The greatest desire naturally possessed us to hear the details of the wonderful battle in which the Cape Verde fleet was destroyed. The Gloucester's story, though we had but a few moments, was most interesting so far as we have heard. She was lying closest to the entrance, and had just finished Sunday morning inspection when the lookout hailed: "They're coming out!"

Instantly all eyes were directed on the familiar harbor mouth, and they could hardly believe their eyes to see those magnificent ships standing out in broad daylight. The Maria Teresa, Vizcaya, Oquendo and Colon swung to the windward, and not a shot was fired at the Gloucester. Evidently she was too small to waste shell on, or else all eyes were on the larger vessels. Following those grand ships came the destroyers Pluton and Furor, which have been so much dreaded. The Gloucester immediately stood for them full speed and opened fire, the Pluton and Furor firing rapidly, but not striking. The Gloucester finally got in between them and rained shell upon them from her rapid-fire guns. The Iowa also let go her battery, and one of her large shells literally tore the stern out of the Furor. The Gloucester simply overwhelmed the Pluton with her shells, and a white flag was shown, whereupon Lieutenant Wood went over as quickly as possible to save the lives of the crew. She was a perfect hell on board. On fire below, one engine was still going, and there were only eight men not killed. He put these in the boat, tried to go below to save the vessel if possible, but could not on account of the fire. The boat shoved off to transfer the men to his vessel, when the Pluton blew up with a terrible explosion and sank. The boat was just a few feet clear when the magazine or boilers exploded.

Meantime the armored cruisers of the enemy stood to the west and were engaged by the Brooklyn, Oregon, Texas, Indiana and Iowa. The Maria Teresa and Oquendo were run ashore, burning fiercely, five and one-half or six miles west of the harbor. The Vizcaya and Colon engaged in a running fight with the Oregon, Texas and Brooklyn, but the first was practically destroyed and run ashore thirty-four miles west, and the latter surrendered sixty miles west of Santiago.

It was a terrible battle, and our escape from terrible loss is nothing short of miraculous. The Spaniards were really fighting four ships against five, and the superiority of the Americans was due more to their skill than material. If the Americans had manned Cervera's fleet the victory would have been ours just the same.

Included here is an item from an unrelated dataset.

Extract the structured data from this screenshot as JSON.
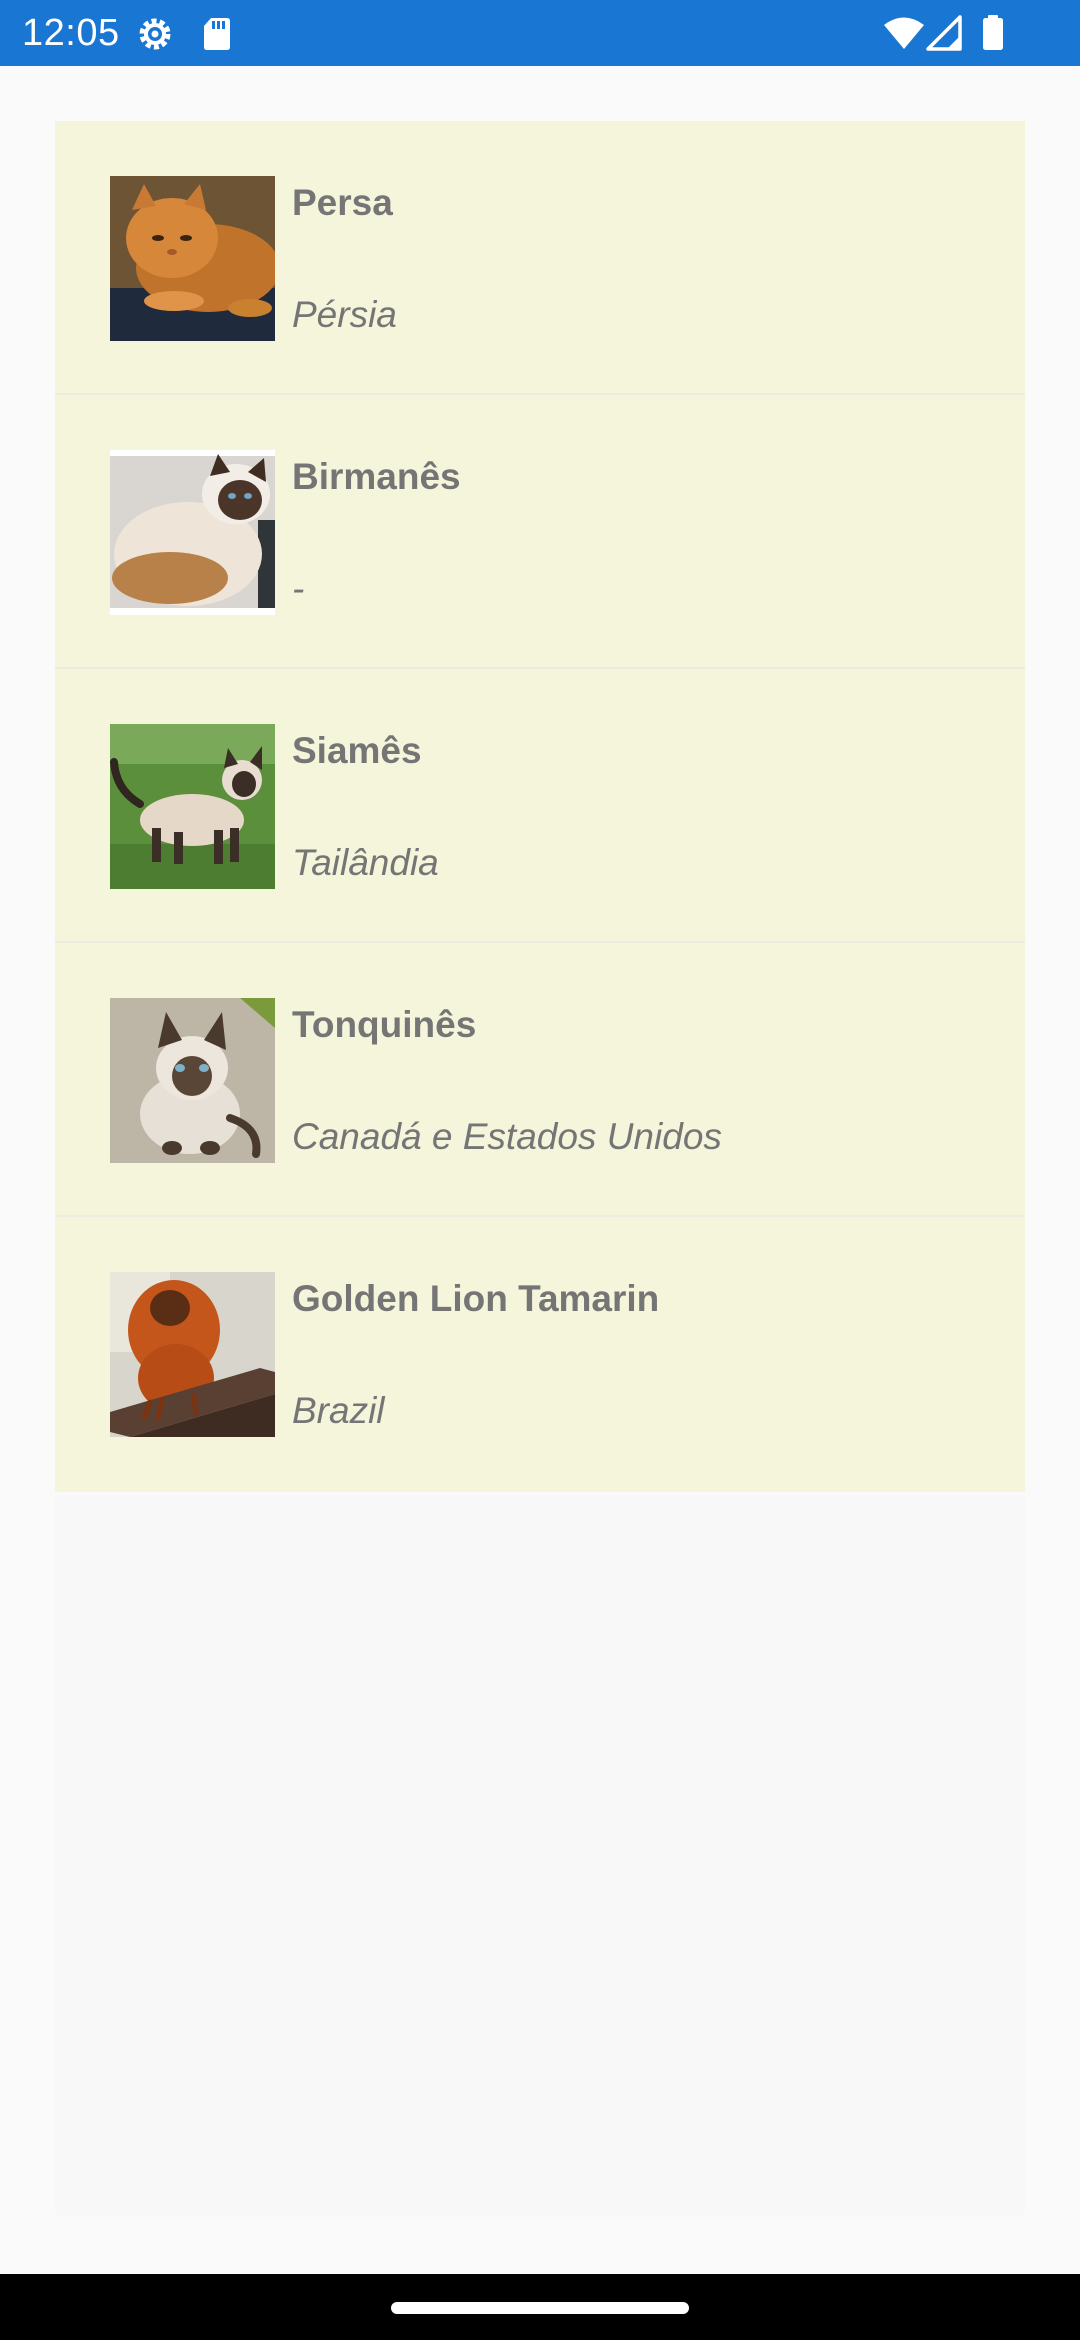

The Massachusetts and Newark were at Guantanamo coaling. The New York had gone five miles farther to the east than her usual station to allow the admiral to communicate with Shafter. The Oregon distinguished herself by overhauling and passing the Brooklyn and forced the Colon's surrender. We have not yet seen any of the fellows on the vessels that took part in the pursuit.

Our heavy work now commences in landing troops. The First Illinois, under Colonel Turner, is among our convoy, and if the boys fight the way they cheer there will be no question of the result.

President McKinley appointed William K. Day, Secretary of State; George Gray, United States Senator from Delaware; Cushman K. Davis, United States Senator from Minnesota; William P. Frye, United States Senator from Maine, and Whitelaw Reid, formerly United States Minister to France, to represent the United States at the Paris conference. The Spanish commissioners being Senor Montero Rios, President; Leon Castillo, representing the political side; Senor Villarrutia, diplomacy; Senor Montero the judicial, and General Cerero the military.

The United States commissioners do not have to be confirmed by theSenate, as is usually the case with presidential appointments.

Nearly a quarter of a million soldiers again resume civil life—a nation of fighters when called upon to protect the Stars and Stripes, yet as kind and considerate as a brother when strife ceases. Many of our brave soldiers left our shores never to return—some were killed in battle; some were stricken down with fever; others who were at the front and saw Old Glory proudly afloat over the once helpless and downtrodden subjects of Spain started homeward but failed to reach their loved ones through disease contracted while performing their duties on the field of battle. Such is War. The whole nation will cherish the memory of the dead and ever extend gratitude to those who safely returned.